Am Ende wird daraus geschlussfolgert: „The usage of prompt verbs by students in their writing indicates their comprehension and application of concepts, particularly in the context of content generation and composition facilitated by GenAI. As students interact with AI tools to formulate prompts, their choice and sequencing of verbs reflect how they conceptualize and articulate their instructions to the GenAI.“ Für mich ist das höchst problematisch; es wird nach Kausalitäten gesucht, wo m. E. nicht zwangsläufig welche bestehen müssen. Allein anhand der direktiven Verben, die ich in Prompts verwende, kann noch lange nicht auf meine AI Literacy geschlossen werden geschweige denn darauf, wie lernförderlich mein Einsatz von KI-Tools ist. Prompts sollten niemals kontextlosgelöst betrachtet werden, also ohne, dass der weitere Interaktionsverlauf in die Untersuchung einbezogen wird. Das stellt für mich eine extreme Verkürzung dar.

Ein anderes Ergebnis der Studie ist für mich wiederum sehr logisch: „Second, this study found different cognitive engagement between the two groups during writing. Strikingly, the HL group exhibited interactive engagement, such as co-constructing the essay content by combining both their own idea and the system-generated content, seeking elaboration on the text and learning new expressions through iterative conversations with the system, whereas the LL group mainly participated in passive engagement by merely accepting the system-generated content and suggestions.“

Artikel 4 finde ich einfach sehr spannend und möchte ihn deshalb teilen. Er trägt den Titel „How Deep Do Large Language Models Internalize Scientific Literature and Citation Practices?“

Diese Studie untersucht, inwieweit Large Language Models (LLMs) Zitierpraktiken aus den Trainingsdaten ‚verinnerlichen‘ bzw. eigene, neue Standards etablieren (könnten). Die Autor:innen verwendeten den SciSciNet-Datensatz, eine umfangreiche bibliometrische Datenbank, um 10.000 Arbeiten aus Q1-Journalen der Jahre 1999 bis 2021 zu analysieren. Sie forderten GPT-4o auf, Referenzen basierend auf Titel, Autor:innen, Jahr, Veranstaltungsort und Abstract dieser Arbeiten zu generieren, wobei die Anzahl der generierten Referenzen der Anzahl der im Originalpapier zitierten Referenzen entsprach. Die Existenz der generierten Referenzen wurde anhand der SciSciNet-Datenbank überprüft.
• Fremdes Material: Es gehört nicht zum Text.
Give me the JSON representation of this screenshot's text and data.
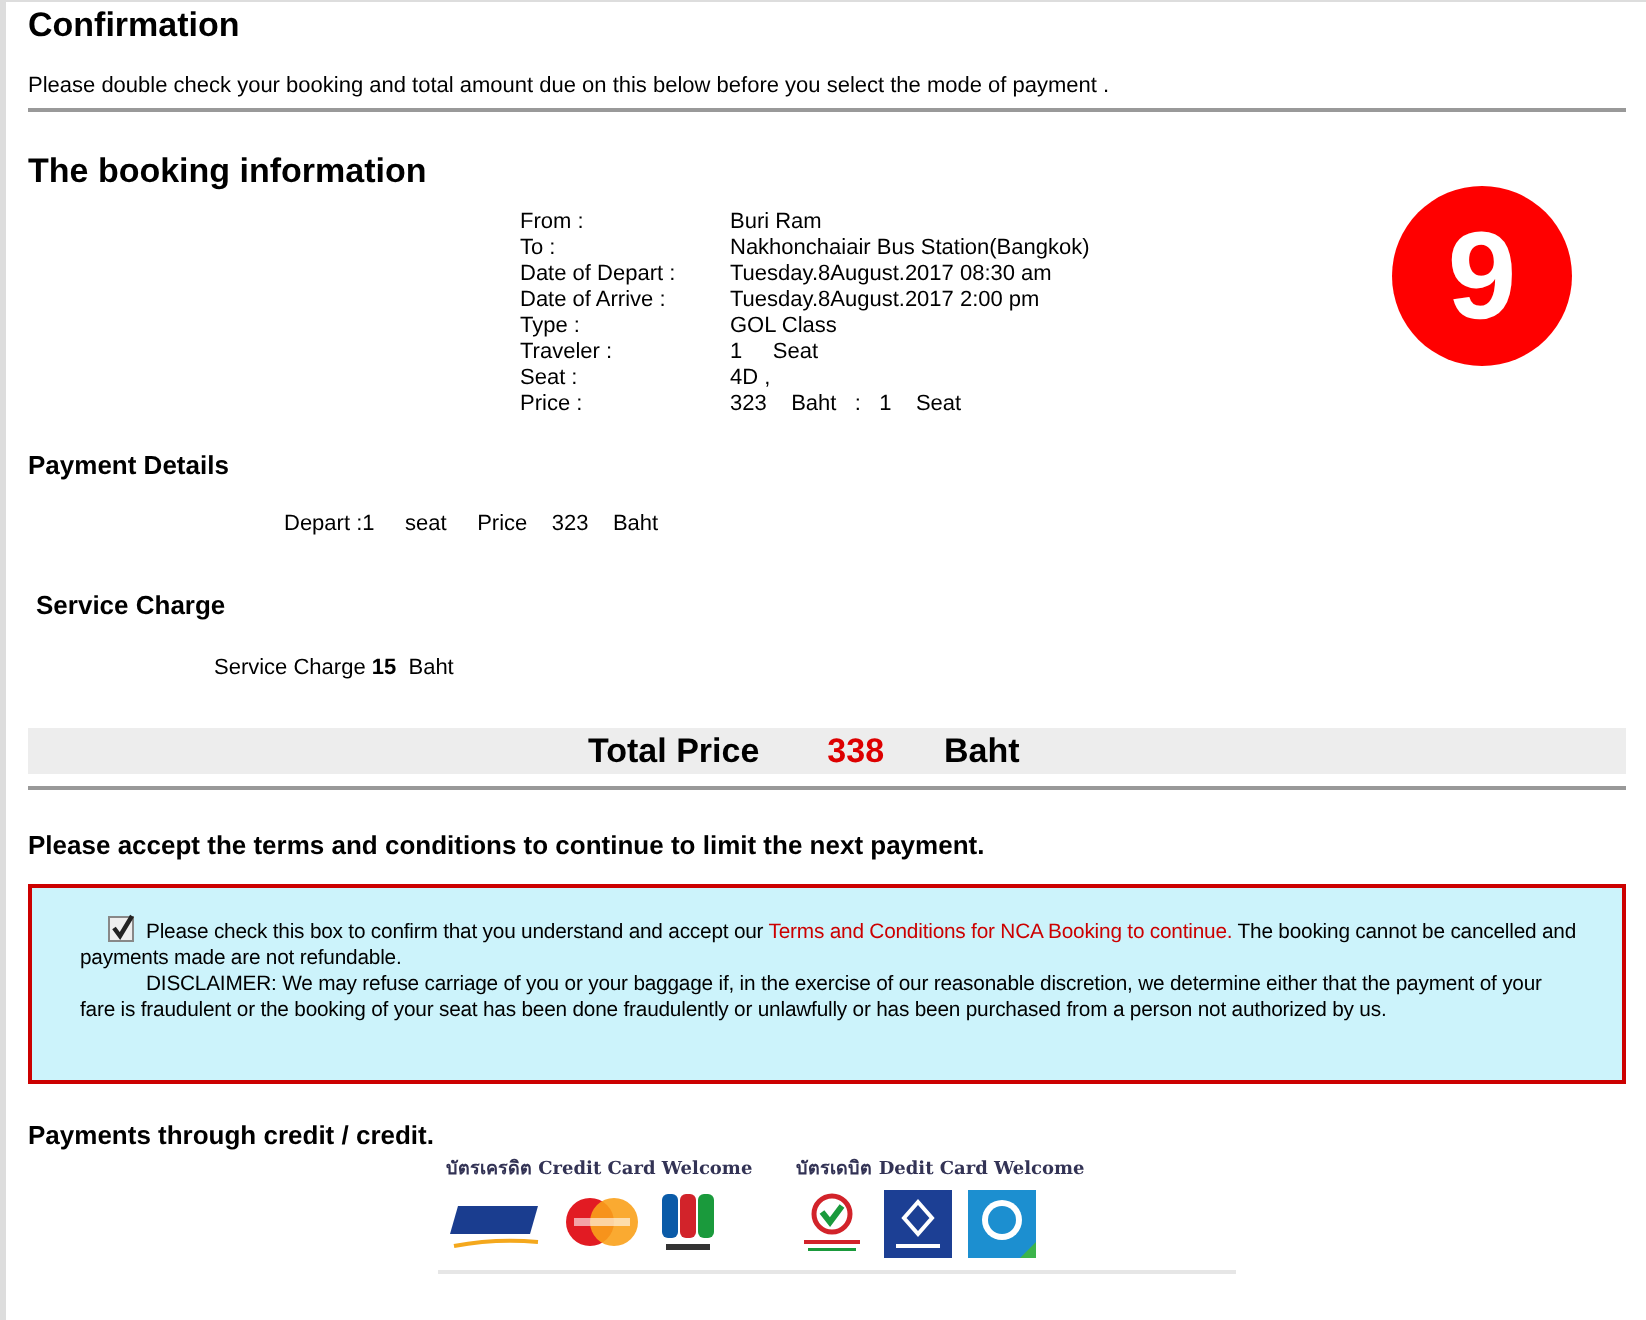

Anschließend verglichen die Forschenden die Eigenschaften der generierten Referenzen mit denen der tatsächlichen Referenzen in den Originalarbeiten.  

Die Studie kommt zu folgenden zentralen Ergebnissen:

  • LLMs verstärken systematisch den Matthäus-Effekt in Zitaten, indem sie durchweg häufig zitierte Arbeiten bevorzugen.  
  • Dieses Muster ist in allen wissenschaftlichen Bereichen zu beobachten.  
  • LLM-Empfehlungen weichen von traditionellen Zitierpraktiken ab, indem sie neuere Referenzen mit kürzeren Titeln und weniger Autoren bevorzugen.  
  • Die generierten Referenzen sind inhaltlich relevant für die Originalarbeiten und zeigen ähnliche Netzwerkeffekte wie die tatsächlichen Referenzen.  
  • LLMs reduzieren die Selbstzitate von Autoren.